In class my professor claimed that that if $f: \mathbb{R} \rightarrow \mathbb{R}$ is a continuous function on a compact set, then the convolution of $j_{\epsilon}(x)$ and $f$ converges uniformly to $f$ as $\epsilon \rightarrow 0$, where $j_{\epsilon}(x)$ is a smooth function with compact support that integrates to 1 over $\mathbb{R}^n$.
I would like to verify this for $f = \exp({-x^2})\chi_{[-1,1]}$ and $j_{\epsilon}(x) = $ $\chi_{[-1,1]}(x)exp({-x^2 \over \epsilon^2}) \over \sqrt{2\pi\epsilon}$, but I have no idea where to start.

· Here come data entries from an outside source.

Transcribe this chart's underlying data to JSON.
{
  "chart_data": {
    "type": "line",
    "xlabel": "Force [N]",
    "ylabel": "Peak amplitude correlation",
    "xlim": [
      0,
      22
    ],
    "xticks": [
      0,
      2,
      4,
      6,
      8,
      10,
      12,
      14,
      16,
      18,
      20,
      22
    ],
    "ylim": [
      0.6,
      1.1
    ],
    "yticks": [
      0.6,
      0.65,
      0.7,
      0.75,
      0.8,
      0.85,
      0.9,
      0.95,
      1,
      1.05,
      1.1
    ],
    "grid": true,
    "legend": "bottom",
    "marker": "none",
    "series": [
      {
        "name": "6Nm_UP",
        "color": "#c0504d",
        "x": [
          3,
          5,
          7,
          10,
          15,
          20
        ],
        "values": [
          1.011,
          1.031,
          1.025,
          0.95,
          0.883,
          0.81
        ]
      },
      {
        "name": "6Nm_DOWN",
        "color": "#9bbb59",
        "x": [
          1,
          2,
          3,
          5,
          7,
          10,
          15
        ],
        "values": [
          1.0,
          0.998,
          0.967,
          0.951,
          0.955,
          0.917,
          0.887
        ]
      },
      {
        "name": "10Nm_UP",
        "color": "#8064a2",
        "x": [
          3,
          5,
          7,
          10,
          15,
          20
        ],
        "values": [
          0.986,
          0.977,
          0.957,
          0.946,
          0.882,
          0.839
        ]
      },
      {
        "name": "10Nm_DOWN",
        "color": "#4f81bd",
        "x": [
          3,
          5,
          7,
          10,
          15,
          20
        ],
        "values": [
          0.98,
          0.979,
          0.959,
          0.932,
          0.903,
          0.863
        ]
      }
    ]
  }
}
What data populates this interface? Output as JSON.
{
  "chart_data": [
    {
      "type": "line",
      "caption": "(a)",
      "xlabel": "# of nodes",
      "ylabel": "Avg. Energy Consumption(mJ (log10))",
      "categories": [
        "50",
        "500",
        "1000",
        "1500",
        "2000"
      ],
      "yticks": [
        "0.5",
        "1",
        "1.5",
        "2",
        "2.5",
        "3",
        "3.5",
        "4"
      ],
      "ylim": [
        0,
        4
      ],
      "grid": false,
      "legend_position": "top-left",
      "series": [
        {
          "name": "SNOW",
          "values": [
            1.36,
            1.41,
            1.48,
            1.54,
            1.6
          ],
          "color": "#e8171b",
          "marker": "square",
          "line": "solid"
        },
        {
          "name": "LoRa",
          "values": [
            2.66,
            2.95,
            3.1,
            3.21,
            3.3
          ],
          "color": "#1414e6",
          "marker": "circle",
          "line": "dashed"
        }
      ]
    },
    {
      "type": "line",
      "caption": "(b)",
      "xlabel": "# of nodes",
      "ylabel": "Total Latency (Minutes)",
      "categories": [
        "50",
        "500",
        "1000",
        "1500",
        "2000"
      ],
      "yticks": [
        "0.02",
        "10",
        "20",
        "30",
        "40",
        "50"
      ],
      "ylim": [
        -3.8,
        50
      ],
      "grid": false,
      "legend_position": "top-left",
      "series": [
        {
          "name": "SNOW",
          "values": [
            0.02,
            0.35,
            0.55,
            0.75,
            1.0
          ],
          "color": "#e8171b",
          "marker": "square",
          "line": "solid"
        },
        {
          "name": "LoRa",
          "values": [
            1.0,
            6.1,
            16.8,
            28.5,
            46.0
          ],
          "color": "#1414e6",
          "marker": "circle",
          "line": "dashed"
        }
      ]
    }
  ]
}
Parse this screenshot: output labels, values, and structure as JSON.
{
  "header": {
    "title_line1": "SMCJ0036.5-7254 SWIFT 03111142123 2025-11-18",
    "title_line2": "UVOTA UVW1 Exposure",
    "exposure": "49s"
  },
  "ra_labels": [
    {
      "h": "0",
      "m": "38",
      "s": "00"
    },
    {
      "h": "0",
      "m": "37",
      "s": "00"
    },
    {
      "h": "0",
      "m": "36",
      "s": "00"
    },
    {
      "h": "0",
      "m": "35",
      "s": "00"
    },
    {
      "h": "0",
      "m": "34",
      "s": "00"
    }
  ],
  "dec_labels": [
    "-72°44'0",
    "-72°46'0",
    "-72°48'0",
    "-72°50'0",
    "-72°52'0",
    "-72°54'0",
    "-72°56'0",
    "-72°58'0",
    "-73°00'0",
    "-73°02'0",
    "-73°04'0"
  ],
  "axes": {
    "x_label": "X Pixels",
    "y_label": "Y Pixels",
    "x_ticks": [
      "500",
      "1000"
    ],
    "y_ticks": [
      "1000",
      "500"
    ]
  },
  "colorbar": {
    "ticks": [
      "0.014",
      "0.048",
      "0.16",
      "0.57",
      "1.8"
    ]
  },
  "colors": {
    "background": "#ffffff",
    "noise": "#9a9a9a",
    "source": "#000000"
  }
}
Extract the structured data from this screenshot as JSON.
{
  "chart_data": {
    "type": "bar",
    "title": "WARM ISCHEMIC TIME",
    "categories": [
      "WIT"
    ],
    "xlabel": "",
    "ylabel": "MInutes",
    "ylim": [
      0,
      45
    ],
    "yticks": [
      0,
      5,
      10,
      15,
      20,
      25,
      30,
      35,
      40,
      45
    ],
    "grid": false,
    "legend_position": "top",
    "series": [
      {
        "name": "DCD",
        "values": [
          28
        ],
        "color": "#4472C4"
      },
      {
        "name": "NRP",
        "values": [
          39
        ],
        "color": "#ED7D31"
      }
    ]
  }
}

Any help is appreciated.
Edit: I accidentally left out the characteristic function on $j_{\epsilon}(x)$. I've added it now.
Note that since support of $f$ is compact, $f$ is uniformly continuous and bounded. Let $j(x)$ be an arbitrary function such that $$ \int_\mathbb{R} |j(x)|dx=\lVert j\rVert_1 <\infty, \;\int_\mathbb{R} j(x)dx=1. $$Let us define $j_\epsilon(x) = \frac{1}{\epsilon}j(\frac{x}{\epsilon})$ as a dilation of $j$. Then, it holds that $$ (f*j_\epsilon)(x) = \int_\mathbb{R} f(x-y)j_\epsilon(y)dy\to f(x) $$ uniformly as $\epsilon \to 0$. To see this, observe that for any fixed $\delta>0$, it holds $$\begin{eqnarray} |(f*j_\epsilon)(x)-f(x)|&= & |\int_\mathbb{R} (f(x-y)-f(x))j_\epsilon(y)dy|\\ &\leq&\int_{|y|<\delta} |f(x-y)-f(x)||j_\epsilon(y)|dy+ \int_{|y|\geq\delta} |f(x-y)-f(x)||j_\epsilon(y)|dy. \end{eqnarray}$$ The first term can be estimated as $$ \int_{|y|<\delta} |f(x-y)-f(x)||j_\epsilon(y)|dy\leq \lVert j\rVert_1\cdot\sup_{x\in\mathbb{R},|y|<\delta}|f(x)-f(x-y)|. $$ The second term can be estimated as $$ \int_{|y|\geq\delta} |f(x-y)-f(x)||j_\epsilon(y)|dy\leq 2\sup_{x\in\mathbb{R}}|f(x)|\cdot\int_{|z|>\frac{\delta}{\epsilon}}|j(z)|dz. $$ From this, by taking supremum on the LHS over all $x$, we have $$ \lVert(f*j_\epsilon)(\cdot)-f(\cdot)\rVert_\infty\leq \lVert j\rVert_1\cdot \sup_{x\in\mathbb{R},|y|<\delta}|f(x)-f(x-y)| + 2\sup_{x\in\mathbb{R}}|f(x)|\cdot\int_{|z|>\frac{\delta}{\epsilon}}|j(z)|dz. $$ As $\epsilon \to 0$, we have $\frac{\delta}{\epsilon}\to \infty$, and hence that $$ \int_{|z|>\frac{\delta}{\epsilon}}|j(z)|dz \to 0, $$by dominated convergence theorem. This implies $$ \limsup_{\epsilon\to 0}\lVert(f*j_\epsilon)(\cdot)-f(\cdot)\rVert_\infty\leq \lVert j\rVert_1\cdot \sup_{x\in\mathbb{R},|y|<\delta}|f(x)-f(x-y)|, $$ for all $\delta>0$. Finally, by taking $\delta \to 0$, we get $$ \lim_{\epsilon\to 0}\lVert(f*j_\epsilon)(\cdot)-f(\cdot)\rVert_\infty =0, $$as desired.
$\textbf{EDIT:}$ As a corollary, $$j_\epsilon(x) = \frac{1}{\sqrt{2\pi}\epsilon}e^{-\frac{x^2}{2\epsilon^2}}$$ is suitable for your purpose. You don't need to multiply $\chi_{[-1,1]}(x)$, though it doesn't matter for your purpose.